Community blog | DataOps.live

FUTURE PERMISSION GRANTs: why they are very useful and why you shouldn't use them in a DataOps world

Written by DataOps.live | Apr 29, 2021 8:12:48 PM

FUTURE GRANTS, ALL TABLES in the Snowflake Data Cloud (and similar constructs in other databases) are necessary and powerful tools for manually administered databases.  However, they have significant downsides in terms of flexibility, auditability, potential information bleeds, Principle of Least Privilege etc. In a DataOps approach all the same convenience is possible, but all of these limitations are addressed.

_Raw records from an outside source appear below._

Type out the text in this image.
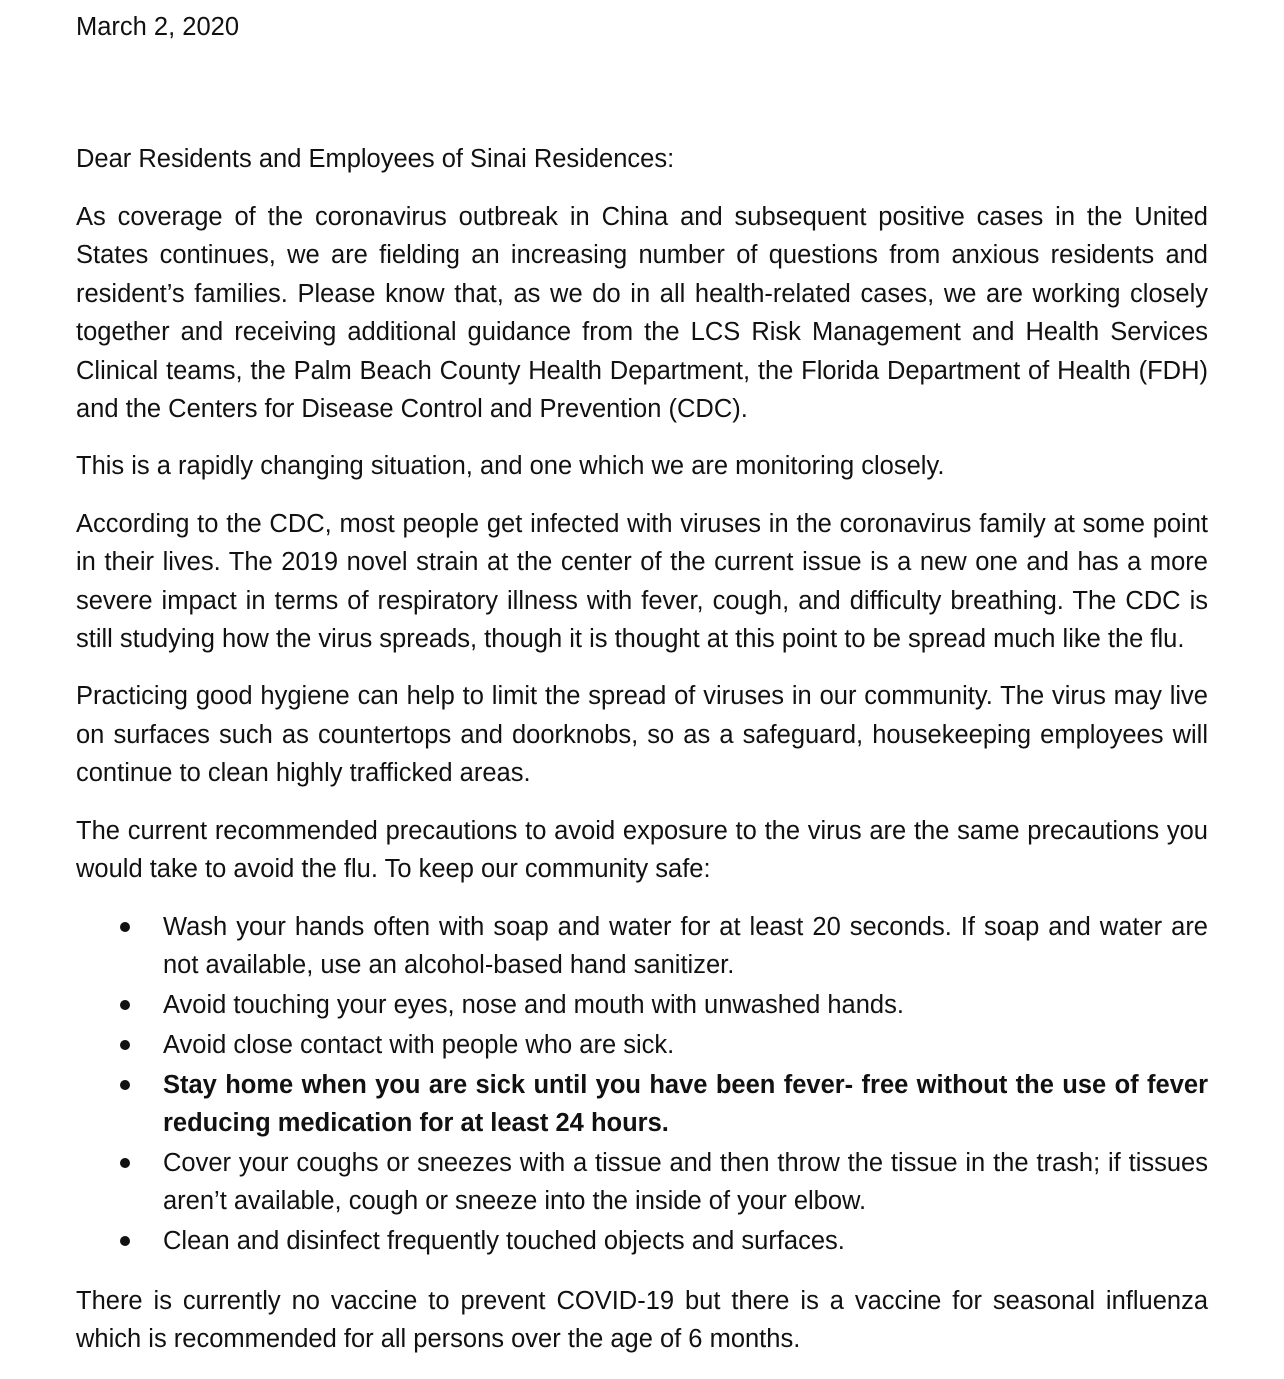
March 2, 2020
Dear Residents and Employees of Sinai Residences:

As coverage of the coronavirus outbreak in China and subsequent positive cases in the United States continues, we are fielding an increasing number of questions from anxious residents and resident’s families. Please know that, as we do in all health-related cases, we are working closely together and receiving additional guidance from the LCS Risk Management and Health Services Clinical teams, the Palm Beach County Health Department, the Florida Department of Health (FDH) and the Centers for Disease Control and Prevention (CDC).

This is a rapidly changing situation, and one which we are monitoring closely.

According to the CDC, most people get infected with viruses in the coronavirus family at some point in their lives. The 2019 novel strain at the center of the current issue is a new one and has a more severe impact in terms of respiratory illness with fever, cough, and difficulty breathing. The CDC is still studying how the virus spreads, though it is thought at this point to be spread much like the flu.

Practicing good hygiene can help to limit the spread of viruses in our community. The virus may live on surfaces such as countertops and doorknobs, so as a safeguard, housekeeping employees will continue to clean highly trafficked areas.

The current recommended precautions to avoid exposure to the virus are the same precautions you would take to avoid the flu. To keep our community safe:

Wash your hands often with soap and water for at least 20 seconds. If soap and water are not available, use an alcohol-based hand sanitizer.
Avoid touching your eyes, nose and mouth with unwashed hands.
Avoid close contact with people who are sick.
Stay home when you are sick until you have been fever- free without the use of fever reducing medication for at least 24 hours.
Cover your coughs or sneezes with a tissue and then throw the tissue in the trash; if tissues aren’t available, cough or sneeze into the inside of your elbow.
Clean and disinfect frequently touched objects and surfaces.

There is currently no vaccine to prevent COVID-19 but there is a vaccine for seasonal influenza which is recommended for all persons over the age of 6 months.
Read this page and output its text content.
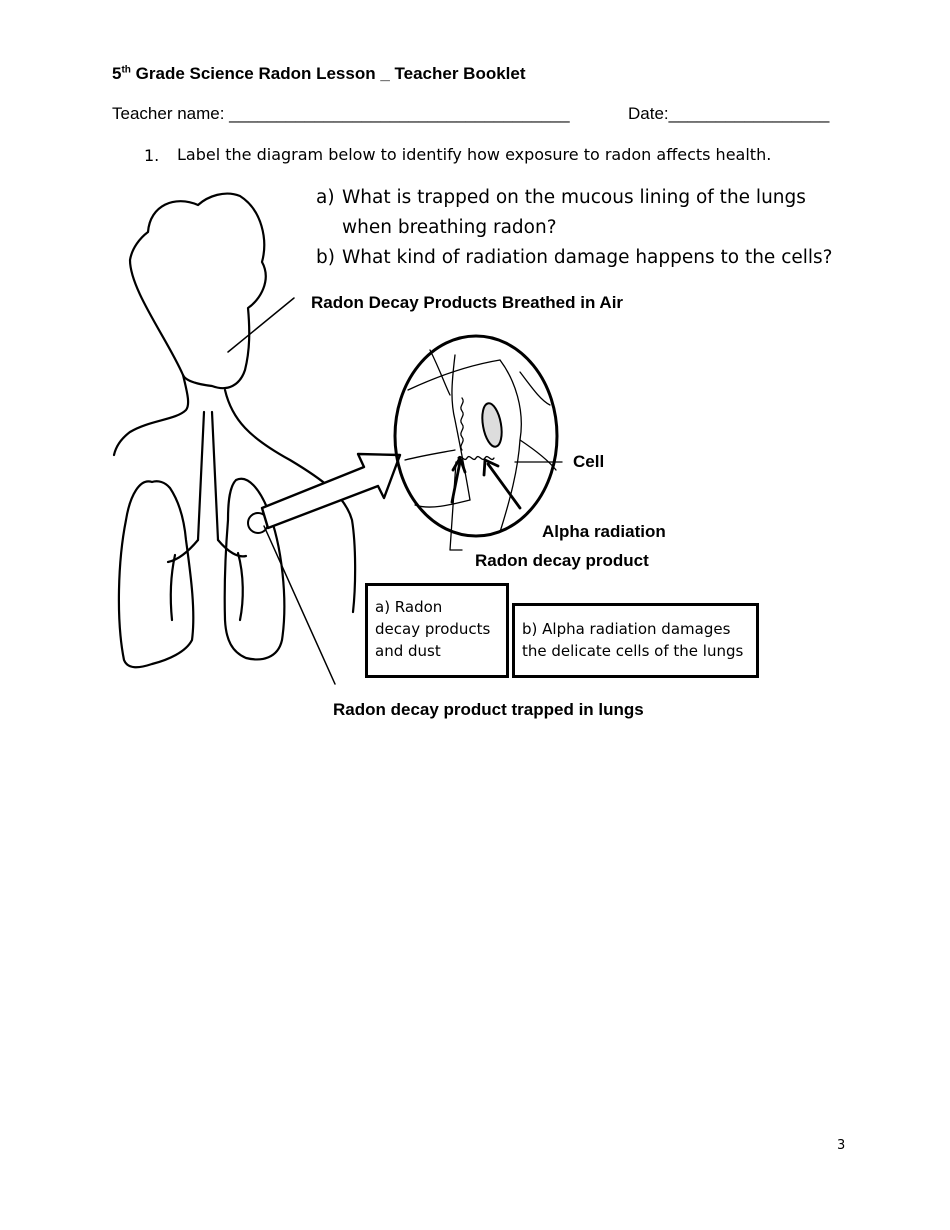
5th Grade Science Radon Lesson _ Teacher Booklet
Teacher name: ____________________________________	Date:_________________
1. Label the diagram below to identify how exposure to radon affects health.
a) What is trapped on the mucous lining of the lungs
when breathing radon?
b) What kind of radiation damage happens to the cells?
Radon Decay Products Breathed in Air
Cell
Alpha radiation
Radon decay product
Radon decay product trapped in lungs
a) Radon
decay products
and dust
b) Alpha radiation damages
the delicate cells of the lungs
3
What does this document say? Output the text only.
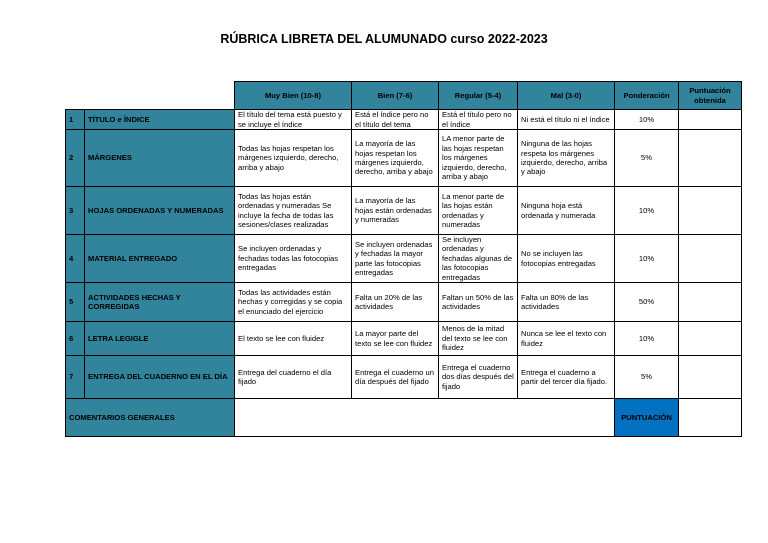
RÚBRICA LIBRETA DEL ALUMUNADO curso 2022-2023
		Muy Bien (10-8)	Bien (7-6)	Regular (5-4)	Mal (3-0)	Ponderación	Puntuación obtenida
1	TÍTULO e ÍNDICE	El título del tema está puesto y se incluye el índice	Está el índice pero no el título del tema	Está el título pero no el índice	Ni está el título ni el índice	10%	
2	MÁRGENES	Todas las hojas respetan los márgenes izquierdo, derecho, arriba y abajo	La mayoría de las hojas respetan los márgenes izquierdo, derecho, arriba y abajo	LA menor parte de las hojas respetan los márgenes izquierdo, derecho, arriba y abajo	Ninguna de las hojas respeta los márgenes izquierdo, derecho, arriba y abajo	5%	
3	HOJAS ORDENADAS Y NUMERADAS	Todas las hojas están ordenadas y numeradas Se incluye la fecha de todas las sesiones/clases realizadas	La mayoría de las hojas están ordenadas y numeradas	La menor parte de las hojas están ordenadas y numeradas	Ninguna hoja está ordenada y numerada	10%	
4	MATERIAL ENTREGADO	Se incluyen ordenadas y fechadas todas las fotocopias entregadas	Se incluyen ordenadas y fechadas la mayor parte las fotocopias entregadas	Se incluyen ordenadas y fechadas algunas de las fotocopias entregadas	No se incluyen las fotocopias entregadas	10%	
5	ACTIVIDADES HECHAS Y CORREGIDAS	Todas las actividades están hechas y corregidas y se copia el enunciado del ejercicio	Falta un 20% de las actividades	Faltan un 50% de las actividades	Falta un 80% de las actividades	50%	
6	LETRA LEGIGLE	El texto se lee con fluidez	La mayor parte del texto se lee con fluidez	Menos de la mitad del texto se lee con fluidez	Nunca se lee el texto con fluidez	10%	
7	ENTREGA DEL CUADERNO EN EL DÍA	Entrega del cuaderno el día fijado	Entrega el cuaderno un día después del fijado	Entrega el cuaderno dos días después del fijado	Entrega el cuaderno a partir del tercer día fijado.	5%	
COMENTARIOS GENERALES						PUNTUACIÓN	
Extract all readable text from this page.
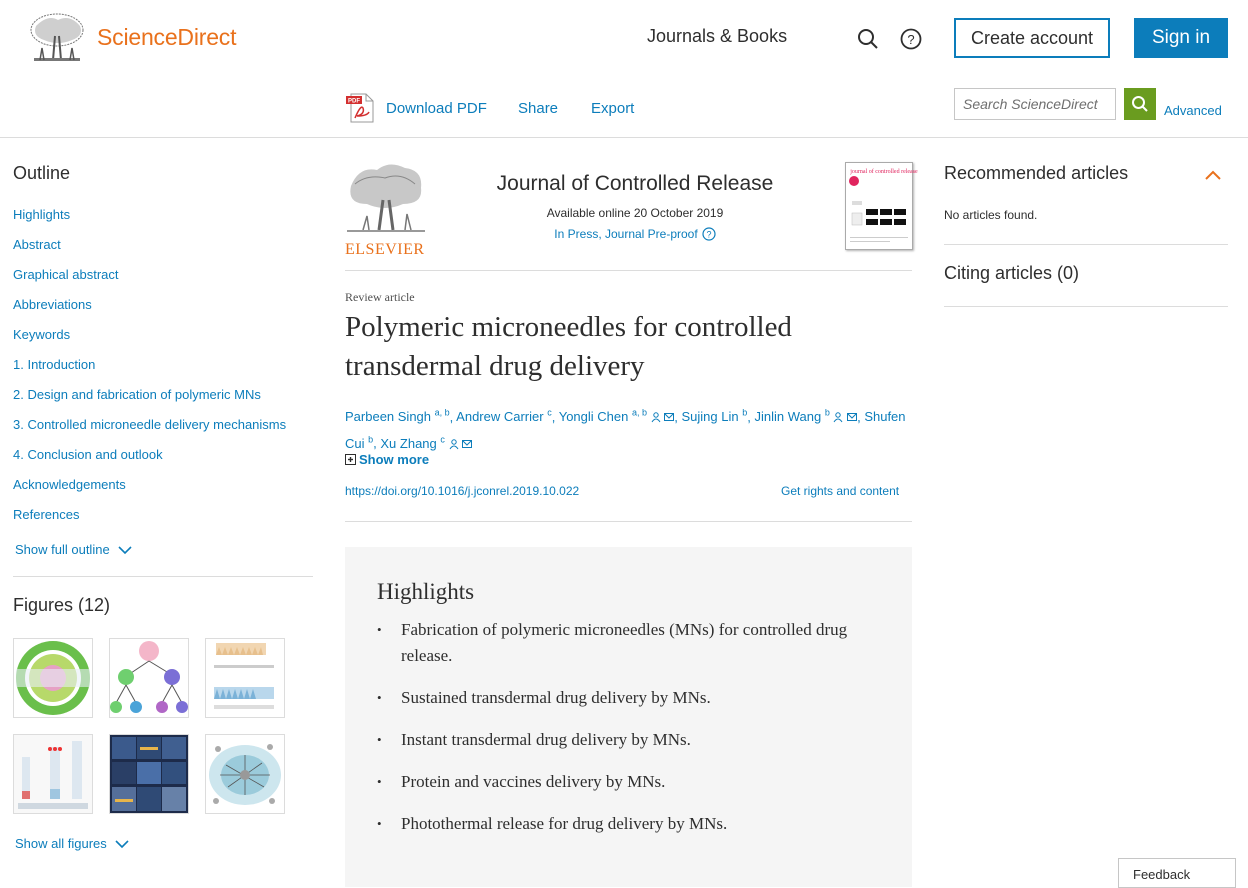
ScienceDirect	Journals & Books	?	Create account	Sign in
PDF Download PDF Share Export
Search ScienceDirect	Advanced
Outline
Highlights
Abstract
Graphical abstract
Abbreviations
Keywords
1. Introduction
2. Design and fabrication of polymeric MNs
3. Controlled microneedle delivery mechanisms
4. Conclusion and outlook
Acknowledgements
References
Show full outline
Figures (12)
Show all figures
ELSEVIER
Journal of Controlled Release
Available online 20 October 2019
In Press, Journal Pre-proof ?
journal of controlled release
Review article
Polymeric microneedles for controlled transdermal drug delivery
Parbeen Singh $^{a, b}$, Andrew Carrier $^c$, Yongli Chen $^{a, b}$ , Sujing Lin $^b$, Jinlin Wang $^b$ , Shufen Cui $^b$, Xu Zhang $^c$
Show more
https://doi.org/10.1016/j.jconrel.2019.10.022	Get rights and content
Highlights
• Fabrication of polymeric microneedles (MNs) for controlled drug release.
• Sustained transdermal drug delivery by MNs.
• Instant transdermal drug delivery by MNs.
• Protein and vaccines delivery by MNs.
• Photothermal release for drug delivery by MNs.
Recommended articles
No articles found.
Citing articles (0)
Feedback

Most databases have concepts of GRANTing permissions to all existing objects in a container (Database, Schema etc). In a system like MySQL this can be done with wildcard GRANTS. These wildcards apply to all current, and all future objects that match the rules.

In Snowflake this is split into two parts, GRANT [permissions] on ALL TABLES/VIEWS in [container] for all objects that are currently there and grant [permissions] on future tables in [container]for all objects that don’t currently exist but will be added in the future.

In both cases there is similar principle i.e., “Set some permissions now that will apply to objects in the future”. Why is this so important? Pre-DataOps approaches virtually all databases are configured by hand, meaning that the action of creating a table/view is a manual one and therefore the process of granting permissions to see it would be similarly manual. This creates a high administrative burden on people, and a significant chance of permissions being forgotten. By essentially preloading these permissions, users will get to see new objects without the person creating them having to remember to grant explicit permissions i.e., these permissions are implicit permissions.

However, there are a few problems with this approach which make it incompatible with TrueDataOps principles.

Firstly, it very often violates the Principle of Least Privilegewe aren’t always granting just to those who need it, we’d often be granting to a wider group to ensure that at least those who need permissions get them.

Secondly, there are a number of activities that can apply to an object which mean that it may not be ‘safe’ through its entire life. Consider the very powerful Snowflake feature of Dynamic Masking. This is applied after a table/view is created. In the case of a VIEW, or a TABLE created via CTAS, a user given access via FUTURE GRANTS would have access to see this VIEW/TABLE the moment it was created, before the Dynamic Masking had been applied. Hopefully, this is done soon after, but from a security perspective, even a short period where users that should only see masked data see the raw data is totally unacceptable.

Thirdly, from an auditing and governance perspective, an implicit approach makes it very hard to determine/prove “who actually got to see what, when”with an explicit approach, managed under TrueDataOps principles, it’s far clearer to see who was allow to see what, and when these were actually applied.

Finally, a FUTURE GRANTs approach locks you into a very rigid structure for the future. For example, it becomes extremely hard to say “Actually I don’t want these specific users to have access to those view tables and views, but otherwise keep everything as it is”. When you need to move to a granularity below the schema level, it’s very hard to do.

Given our understanding of how important these approaches are in a manually administered database world, but the challenges they create, how can we solve this in a DataOps world?

In a DataOps world, all GRANTs and permission must be stored in the central source of truth and applied to the target platform via automated DataOps pipelines. This:

  • allows testing of GRANTs and permissions to be done in branches other than production
  • removes the possibility of manual mistakes. If the configuration has been changed in a development branch, peer reviewed and tested outside of production, we can be extremely confidence that, once in production, it will perform correctly. Given the importance of GRANTs and permissions we can be extremely confidence that, once in production, it will perform correctly. Given the importance of GRANTs and permissions (and the potential catastrophic impacts of them being misapplied due to human error) this is one of the most important elements that should be automated in a DataOps approach.

Furthermore, applying fine grained, explicit permissions to objects, doesn’t have to mean that there is any additional burden to users. For example, we can still define a high-level intent e.g.:

[my_database]:

[my_schema]:

apply_grants(role='ANALYST_RO_ROLE' privileges='SELECT')

Is still saying that I want my ANALYST_RO_ROLE to have SELECT permissions on everything in my_database.my_schema, but the pipeline execution will convert this to individual GRANT statements that can audited later. This also allows me to be more selective only when I need to be e.g.

[my_database]:

[my_schema]:

apply_grants(role='ANALYST_RO_ROLE' privileges='SELECT')

[my_table]:

apply_grants(role='FINANCE_RO_ROLE' privileges='SELECT')

Still keeps the broad and generalised definition for the ANALYST_RO_ROLE, but adds a much more fine grained permission for the FINANCE_RO_ROLE.

To address the information bleed potential race condition, in a DataOps pipeline you would ensure that the GRANTs were only applied AFTER the TABLE/VIEW was in it’s secured state. By performing explicit GRANTs, we can choose when to do these, as opposed to implicit GRANTs which apply whether we are ready or not.